My reservation: this moat only works in the regulated cohort. For the commercial cohort — SaaS bids, mid-market services contracts — the compliance burden is lighter and the switching cost is lower. A commercial customer will try whichever tool they think is fastest and switch when a faster one shows up. The moat in regulated land is strong; the moat in commercial land is weak.
The practical implication is that the regulated-customer base is worth more per logo than the commercial base, and the go-to-market should reflect that. It largely does, though we still write too much copy aimed at the commercial cohort where the arguments don’t land as hard.
Moat three, which I don’t believe in: the UI
For a while I thought the UI could be a durable advantage. A fast, uncluttered editor with good keyboard shortcuts and smart review workflows — that could be a reason customers stay.
I no longer think this is durable. Not because the UI doesn’t matter — it does, and we will keep investing in it — but because a UI advantage is copyable in a year. Any team with a React frontend and a sane design sensibility can ship a clean editor. The incumbents have legitimate UI debt we can exploit while they pay it down; that is not the same as a permanent advantage.

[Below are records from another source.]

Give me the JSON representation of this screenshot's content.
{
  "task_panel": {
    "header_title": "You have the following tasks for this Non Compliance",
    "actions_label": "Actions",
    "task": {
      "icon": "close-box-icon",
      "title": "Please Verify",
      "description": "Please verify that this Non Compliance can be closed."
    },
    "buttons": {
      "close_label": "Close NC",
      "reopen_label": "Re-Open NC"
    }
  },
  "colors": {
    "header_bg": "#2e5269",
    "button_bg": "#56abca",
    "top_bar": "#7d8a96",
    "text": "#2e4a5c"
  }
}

The clearer way to see this: the reviews on incumbents that complain about UI today will be complaints about the previous version in 18 months, because the incumbents know the complaint and are rebuilding. A UI moat that evaporates when the competitor ships a redesign is not a moat. It is a head start.
What the moat is made of, bottom line
The moat is compounded discipline around the corpus — freshness, versioning, post-mortem feedback, per-claim verification — wrapped in a workflow that the regulated customer cohort treats as load-bearing. It is not the model, not the retrieval, not the UI individually. Each of those is commoditizable on its own. The combination, practiced consistently over years on a specific customer base, is what gets hard to replicate.
1up’s writeup on the category argues that most RFP tools are “mostly just knowledge management.” That is true of most of the category. The question is whether the version of knowledge management that keeps the knowledge honest is a different product, or a better execution of the same product. I think it is a different product, and the moat comes from building the different product with enough discipline over enough years that the category recognizes it.
If I am wrong about all three moats, the version of wrong that would bite the hardest is this: in a category where models improve every six months and incumbents have unlimited capital to retrofit, no vendor has a durable moat against the model roadmap. The moat is only how fast you move before the category consolidates. I am not sure that reading is wrong. What I am sure of is that moving fast on the two real moats beats moving slow on the one that isn’t.
Ask me again at year two. I will have a clearer answer or a different question.